A couple in love embraces at the seaside during a vibrant sunset.

Do you celebrate Valentine’s Day, Galentine’s Day, or Guyentine’s Day? I love how inclusive this day has become!

My husband and I don’t celebrate this day the traditional way either. Instead of gifts or an expensive dinner, we travel. Yup, all the money we would have spent on each other, we save and go someplace fantastic for our Birthdays in October.

The Science Behind Sepsis and Sex 

Let’s face it when you’re recovering from any illness, you are not looking your best, hygiene may be diminished, energy is depleted and your libido is GONE!!! Sepsis is a systemic infection and it affects your brain too.

I wanted to cite some research that definitively explains why libido is affected by sepsis but there is none! Note to self. Most sepsis patients have some level of encephalopathy or brain disturbance in fighting sepsis. During the course of infection that is sepsis the blood-brain barrier is disrupted and there is oxygen deprivation in the brain. This is called Sepsis Acquired Encephalopathy or SAE.

In layman’s terms, your brain has been injured. Sexual functioning and arousal originate in the brain so that is why you may have libido issues, erectile dysfunction, and/or inability to orgasm.

How Do I Fix It?

For me, time was a big thing. I’ve been assaulted by sepsis 3 times. I recover then I get hit again. So, it’s been a frustrating timeline for my Husband and I. Mostly for him, because I was still in fight mode. The brain can’t think of sex when it’s fighting for survival.

Intimacy doesn’t have to mean sex. Every night when he comes home from work, I welcome him at the door. I just learned this is called the dog theory and is a way to keep relationships tight. For instance, if you have a dog, who is most excited to see you walk through the door when you come home? See why this should transfer to our romantic relationships? 

We also hug for 30 seconds. We sway back and forth and pair our breathing together. It’s a way to reconnect after being apart, reduces stress, reduces my pain, and brings us closer together.

Just simple acts of showing appreciation for each other’s contributions reinforce the love connection and make you release oxytocin, the love hormone. This is the same hormone released when you have an orgasm and have a baby. It connects you!

Intimacy leads to sex! 

What is Your Love Language?

Talk to your partner about how you want to receive and express your love. If you’re single, I found knowing this was important in learning what I did and didn’t want in a relationship. 

Originally developed by marriage counselor Dr.
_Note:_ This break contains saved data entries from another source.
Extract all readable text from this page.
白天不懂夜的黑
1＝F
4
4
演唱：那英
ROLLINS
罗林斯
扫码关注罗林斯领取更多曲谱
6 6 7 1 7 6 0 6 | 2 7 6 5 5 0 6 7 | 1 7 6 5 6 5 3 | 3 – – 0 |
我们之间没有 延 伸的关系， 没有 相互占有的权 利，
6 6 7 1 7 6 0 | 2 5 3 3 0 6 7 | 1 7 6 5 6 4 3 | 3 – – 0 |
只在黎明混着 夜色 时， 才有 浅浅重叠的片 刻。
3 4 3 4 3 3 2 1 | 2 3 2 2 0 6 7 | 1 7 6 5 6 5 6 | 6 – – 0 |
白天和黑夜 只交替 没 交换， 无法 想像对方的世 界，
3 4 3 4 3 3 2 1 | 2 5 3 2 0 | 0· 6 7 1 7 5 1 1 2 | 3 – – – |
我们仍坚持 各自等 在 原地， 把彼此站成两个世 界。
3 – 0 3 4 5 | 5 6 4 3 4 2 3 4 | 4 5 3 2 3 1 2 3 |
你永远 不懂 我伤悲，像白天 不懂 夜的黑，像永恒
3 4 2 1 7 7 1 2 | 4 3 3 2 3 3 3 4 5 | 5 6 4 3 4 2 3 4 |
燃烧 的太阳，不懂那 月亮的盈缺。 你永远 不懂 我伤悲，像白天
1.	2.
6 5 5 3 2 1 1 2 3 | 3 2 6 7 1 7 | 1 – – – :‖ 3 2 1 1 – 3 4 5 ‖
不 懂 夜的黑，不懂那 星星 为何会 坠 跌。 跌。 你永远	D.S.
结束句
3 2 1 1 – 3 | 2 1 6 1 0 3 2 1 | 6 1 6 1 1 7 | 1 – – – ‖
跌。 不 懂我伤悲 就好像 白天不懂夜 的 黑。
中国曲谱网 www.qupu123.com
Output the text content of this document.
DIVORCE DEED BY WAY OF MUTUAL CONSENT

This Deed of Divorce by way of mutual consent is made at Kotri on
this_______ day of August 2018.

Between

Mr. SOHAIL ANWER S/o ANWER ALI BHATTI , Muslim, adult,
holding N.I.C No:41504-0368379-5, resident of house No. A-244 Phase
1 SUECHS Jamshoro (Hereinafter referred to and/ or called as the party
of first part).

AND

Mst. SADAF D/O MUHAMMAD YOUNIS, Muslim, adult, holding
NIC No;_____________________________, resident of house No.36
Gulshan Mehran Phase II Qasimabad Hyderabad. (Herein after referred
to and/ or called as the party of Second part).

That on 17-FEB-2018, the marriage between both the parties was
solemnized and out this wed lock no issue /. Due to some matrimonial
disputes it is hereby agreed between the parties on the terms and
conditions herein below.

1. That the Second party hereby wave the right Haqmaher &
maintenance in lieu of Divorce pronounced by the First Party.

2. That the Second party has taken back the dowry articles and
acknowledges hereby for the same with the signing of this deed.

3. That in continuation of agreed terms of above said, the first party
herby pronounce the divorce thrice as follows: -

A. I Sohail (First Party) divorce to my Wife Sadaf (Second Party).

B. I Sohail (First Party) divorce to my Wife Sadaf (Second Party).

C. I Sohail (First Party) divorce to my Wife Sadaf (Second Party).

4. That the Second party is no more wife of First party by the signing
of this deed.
Gary Chapman in his 1992 book, the five love languages are: 

  1. Words of Affirmation: communicating affection through spoken and written praise, appreciation, encouragement, and frequent “I love you’s”.
  2. Quality Time: expressing love by fully focusing attention on your partner through shared activities, conversation, and togetherness.
  3. Physical Touch: showing care through intimate and affectionate physical contact like hugging, kissing, and sex.
  4. Acts of Service: doing thoughtful deeds and gestures to help make your partner’s life easier by relieving burdens.
  5. Receiving Gifts: giving meaningful surprises and symbolic presents to celebrate affection.

Find A New Environment

I think traveling saved our marriage after I got sick. It gets you out of routine, we love being together, and it’s exciting discovering new places. When you’re away from distractions, it’s easy to concentrate on each other. 

In 2019, we had a wonderful trip to Kauai. We rented an apartment, bought groceries at Costco, and drove around the island listening to music. It was the best time EVER! I was no longer sick Wifey on the couch, I was Hawaiian Wifey with a glow! To this day I spray tan just to look a little healthier.

I always say I’m happiest when my Husband is around. We just need to win the lottery so I can see him 24/7.

If finances are an issue, have a staycation. Ever heard of hotel sex? Nothing like christening a new room to keep things spicy! 

PLAY!!!

Remember when you were a child and you’d get bored playing with the same toy? The same applies to sex, especially in long-term relationships.

Some people thrive with routine but most of us get bored. Experiment with toys, lubricants, role-playing, erotic books, and porn.  Be playful in your daily interactions. Date your person all over again!

If you and your Valentine are not in a committed relationship, play safely. Water based lubes do not deteriorate condoms like oil based lubes do. Plus water based is more vagina friendly!